People with this disorder experience a range of physical, cognitive, and behavioral symptoms which can lead to ranging levels of impairment.

Some of the physical symptoms of MPA include:

  • Racing heartbeat
  • Sweating
  • Chest pain or tightness
  • Nausea
  • Shortness of breath
  • Blurred vision
  • Shaking or trembling
  • Headaches

In addition to physical symptoms of stage fright, many guitarists experience troubling cognitive symptoms including negative thought patterns and self-doubt.

The worse these cognitive symptoms get, the more they are likely to contribute to behavioural symptoms like avoidance of performance-related situations. Left untreated, stage fright can have a negative impact on your quality of life.


Five Tips for Dealing with Stage Fright

When your fingers are trembling on the frets and sweat is dripping down your back, it’s easy to lose focus. Your fear and negative thoughts may threaten to overwhelm you, but you don’t have to let them. Performance anxiety is a struggle, but it doesn’t have to keep you from doing what you love.

Here are five tips to help you overcome your stage fright as a guitarist:


1. Keep Yourself Healthy

When you are healthy and well, everything else is more likely to fall into place. When you’re already feeling stressed or tired, stage fright symptoms can quickly become overwhelming. In the week leading up to your performance, it’s important to keep yourself healthy.

Make sure you’re getting plenty of sleep, staying hydrated, and eating well. Try to limit caffeine and alcohol consumption as well. If exercise helps you work off excess energy, go for a jog or take a walk once a day.


2. Use Your Nervous Energy

Whether you’re new to the stage or a seasoned performer, nerves are going to happen. Your job as a guitarist is to learn how to work through them to put on a successful performance. Rather than trying to suppress your nerves entirely, use the extra energy – channel it into your music.

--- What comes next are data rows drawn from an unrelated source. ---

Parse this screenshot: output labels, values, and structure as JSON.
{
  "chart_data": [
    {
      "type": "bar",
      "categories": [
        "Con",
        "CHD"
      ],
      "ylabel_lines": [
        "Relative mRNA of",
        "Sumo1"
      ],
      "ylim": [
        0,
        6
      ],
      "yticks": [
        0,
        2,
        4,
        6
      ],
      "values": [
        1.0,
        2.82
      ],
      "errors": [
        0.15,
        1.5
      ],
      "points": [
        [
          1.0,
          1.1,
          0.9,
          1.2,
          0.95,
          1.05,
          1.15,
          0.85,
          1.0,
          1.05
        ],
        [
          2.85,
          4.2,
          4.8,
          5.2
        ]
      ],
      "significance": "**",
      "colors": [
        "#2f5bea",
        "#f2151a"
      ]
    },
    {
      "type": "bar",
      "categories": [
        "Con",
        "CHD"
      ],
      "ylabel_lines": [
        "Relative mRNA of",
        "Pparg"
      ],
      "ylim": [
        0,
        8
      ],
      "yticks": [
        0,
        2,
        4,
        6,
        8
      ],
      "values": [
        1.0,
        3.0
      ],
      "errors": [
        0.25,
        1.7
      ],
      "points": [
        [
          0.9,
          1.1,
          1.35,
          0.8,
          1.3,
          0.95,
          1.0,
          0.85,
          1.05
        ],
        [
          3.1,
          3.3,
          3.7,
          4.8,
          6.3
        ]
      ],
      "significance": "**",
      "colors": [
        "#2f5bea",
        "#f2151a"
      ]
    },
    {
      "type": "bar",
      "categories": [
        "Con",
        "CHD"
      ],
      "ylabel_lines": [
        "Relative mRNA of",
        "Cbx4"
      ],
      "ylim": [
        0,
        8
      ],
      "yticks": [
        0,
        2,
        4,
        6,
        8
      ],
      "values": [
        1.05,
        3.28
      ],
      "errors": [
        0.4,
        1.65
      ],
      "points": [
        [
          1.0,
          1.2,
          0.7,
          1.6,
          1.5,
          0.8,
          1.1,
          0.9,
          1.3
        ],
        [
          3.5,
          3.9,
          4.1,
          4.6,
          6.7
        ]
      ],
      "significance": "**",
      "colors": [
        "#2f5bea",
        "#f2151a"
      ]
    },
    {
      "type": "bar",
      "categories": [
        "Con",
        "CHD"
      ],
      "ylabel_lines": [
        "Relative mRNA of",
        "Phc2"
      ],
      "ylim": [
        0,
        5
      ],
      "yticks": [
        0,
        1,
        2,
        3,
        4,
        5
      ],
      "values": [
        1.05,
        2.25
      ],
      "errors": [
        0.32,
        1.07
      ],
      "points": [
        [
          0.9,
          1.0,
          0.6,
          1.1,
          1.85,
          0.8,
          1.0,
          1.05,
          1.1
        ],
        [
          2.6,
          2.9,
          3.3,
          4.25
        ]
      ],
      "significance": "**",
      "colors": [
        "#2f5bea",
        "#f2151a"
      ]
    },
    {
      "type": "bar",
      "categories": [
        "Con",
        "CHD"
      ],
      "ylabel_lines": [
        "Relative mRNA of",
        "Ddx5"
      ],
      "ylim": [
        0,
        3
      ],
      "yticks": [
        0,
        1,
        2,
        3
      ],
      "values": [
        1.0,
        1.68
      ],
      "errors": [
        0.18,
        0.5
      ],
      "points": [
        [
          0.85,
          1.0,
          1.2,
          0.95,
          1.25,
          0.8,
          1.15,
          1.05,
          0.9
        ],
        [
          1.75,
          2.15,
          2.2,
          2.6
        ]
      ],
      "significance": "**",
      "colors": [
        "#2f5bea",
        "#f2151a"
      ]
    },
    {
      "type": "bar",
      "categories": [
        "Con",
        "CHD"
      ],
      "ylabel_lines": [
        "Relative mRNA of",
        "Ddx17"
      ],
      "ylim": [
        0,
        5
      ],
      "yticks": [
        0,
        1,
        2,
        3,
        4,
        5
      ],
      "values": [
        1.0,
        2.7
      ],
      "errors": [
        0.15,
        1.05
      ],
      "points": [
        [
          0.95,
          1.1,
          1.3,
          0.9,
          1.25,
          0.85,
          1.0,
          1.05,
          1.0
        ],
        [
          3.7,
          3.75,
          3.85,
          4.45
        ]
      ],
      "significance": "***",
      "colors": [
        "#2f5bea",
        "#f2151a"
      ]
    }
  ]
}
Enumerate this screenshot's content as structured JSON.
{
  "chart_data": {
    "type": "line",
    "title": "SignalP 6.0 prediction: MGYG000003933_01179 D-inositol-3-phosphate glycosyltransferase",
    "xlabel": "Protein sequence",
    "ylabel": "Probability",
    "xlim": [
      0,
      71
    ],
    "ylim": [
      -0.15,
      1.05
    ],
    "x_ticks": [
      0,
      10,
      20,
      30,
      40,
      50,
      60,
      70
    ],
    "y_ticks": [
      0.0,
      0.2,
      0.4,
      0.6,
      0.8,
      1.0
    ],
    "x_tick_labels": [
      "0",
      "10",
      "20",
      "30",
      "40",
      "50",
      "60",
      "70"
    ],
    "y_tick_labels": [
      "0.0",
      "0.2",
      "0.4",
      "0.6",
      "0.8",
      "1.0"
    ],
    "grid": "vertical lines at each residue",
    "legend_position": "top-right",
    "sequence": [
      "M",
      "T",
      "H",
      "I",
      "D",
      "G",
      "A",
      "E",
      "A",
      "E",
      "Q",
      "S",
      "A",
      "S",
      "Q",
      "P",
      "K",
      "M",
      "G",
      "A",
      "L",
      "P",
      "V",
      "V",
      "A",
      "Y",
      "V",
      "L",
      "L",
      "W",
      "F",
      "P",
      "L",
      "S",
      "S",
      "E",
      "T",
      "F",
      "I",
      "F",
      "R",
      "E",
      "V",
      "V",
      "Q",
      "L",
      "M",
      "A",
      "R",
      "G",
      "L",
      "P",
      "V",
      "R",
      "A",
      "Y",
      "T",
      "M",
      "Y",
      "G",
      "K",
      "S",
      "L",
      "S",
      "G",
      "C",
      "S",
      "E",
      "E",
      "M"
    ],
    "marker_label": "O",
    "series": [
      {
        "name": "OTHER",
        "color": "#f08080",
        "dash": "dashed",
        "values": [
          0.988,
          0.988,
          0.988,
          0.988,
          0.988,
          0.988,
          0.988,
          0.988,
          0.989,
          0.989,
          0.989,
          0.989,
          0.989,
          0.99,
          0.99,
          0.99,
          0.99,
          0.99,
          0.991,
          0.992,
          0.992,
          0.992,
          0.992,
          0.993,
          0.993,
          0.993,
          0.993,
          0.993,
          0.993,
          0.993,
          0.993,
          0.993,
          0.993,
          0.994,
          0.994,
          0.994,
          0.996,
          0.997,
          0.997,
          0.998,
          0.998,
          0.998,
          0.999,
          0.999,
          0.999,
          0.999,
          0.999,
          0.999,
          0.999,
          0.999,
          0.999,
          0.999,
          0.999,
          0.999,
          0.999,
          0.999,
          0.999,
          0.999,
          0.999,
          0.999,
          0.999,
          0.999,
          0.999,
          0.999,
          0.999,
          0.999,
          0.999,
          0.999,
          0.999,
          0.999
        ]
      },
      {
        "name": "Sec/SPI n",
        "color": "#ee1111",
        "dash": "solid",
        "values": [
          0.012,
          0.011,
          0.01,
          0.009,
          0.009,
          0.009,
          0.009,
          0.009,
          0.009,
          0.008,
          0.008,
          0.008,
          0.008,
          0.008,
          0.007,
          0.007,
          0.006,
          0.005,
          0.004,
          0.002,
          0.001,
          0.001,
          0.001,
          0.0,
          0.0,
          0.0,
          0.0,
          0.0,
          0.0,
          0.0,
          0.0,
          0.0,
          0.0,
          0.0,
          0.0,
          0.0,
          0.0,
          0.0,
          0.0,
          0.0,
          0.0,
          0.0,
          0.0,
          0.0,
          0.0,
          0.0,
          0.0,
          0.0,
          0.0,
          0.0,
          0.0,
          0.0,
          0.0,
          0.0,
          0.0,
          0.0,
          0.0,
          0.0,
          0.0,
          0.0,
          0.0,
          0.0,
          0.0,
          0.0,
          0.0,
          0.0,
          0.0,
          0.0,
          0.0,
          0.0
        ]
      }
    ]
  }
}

If you find yourself feeling anxious in the days leading up to a performance, get in some extra practice while you’re feeling that way, so you get used to playing with your nerves on edge.


3. Take Advantage of Rehearsals

There’s no simulation for what you’re going to feel when you strike that first cord but getting in a little extra practice certainly won’t hurt. The more you practice, the more prepared you’ll be and that will help boost your confidence.

If you have access to the venue, do a dress rehearsal with family and friends to get a feel for the sound and energy in the space. On the day of your performance, take full advantage of the soundcheck to make sure everything is working properly.


4. Focus on the Positive

Musicians with performance anxiety have a tendency to dwell on negative thoughts. When you’re standing on stage in front of a crowd, it’s easy to feel alone or to worry that the audience is waiting to see you mess up. Dwelling on these negative thoughts will only make your anxiety worse, so instead try to focus on the positives.

You’ve practiced for hours in preparation for this performance. The audience is here to enjoy your music, not to see you fail. Your sound team is there to back you up if something goes wrong. When negative thoughts start to build, counter them with truths and positive statements.


5. Try Different Therapies

As a guitarist, you may feel embarrassed by your stage fright but it’s nothing to be ashamed of – it’s incredibly common. If you’re having trouble coping with the symptoms on your own, it might be time to seek help. Beta-blockers like propranolol can help with the physical symptoms, but effective long-term treatment may require desensitization.

Virtual reality therapy is a great option. By wearing a headset, you can step into a 360-degree visual simulation of a performance situation and work through the fear. Over time, it may help reduce the psychophysiological activation that triggers your anxiety.

The truth is you may never completely overcome your stage fright as a guitarist, but that doesn’t mean you need to stop performing. In fact, the best thing you can do to work through musician performance anxiety is to keep getting back on stage. Remind yourself how much you love your music and why you want to share it. If nothing else, that should help you keep going.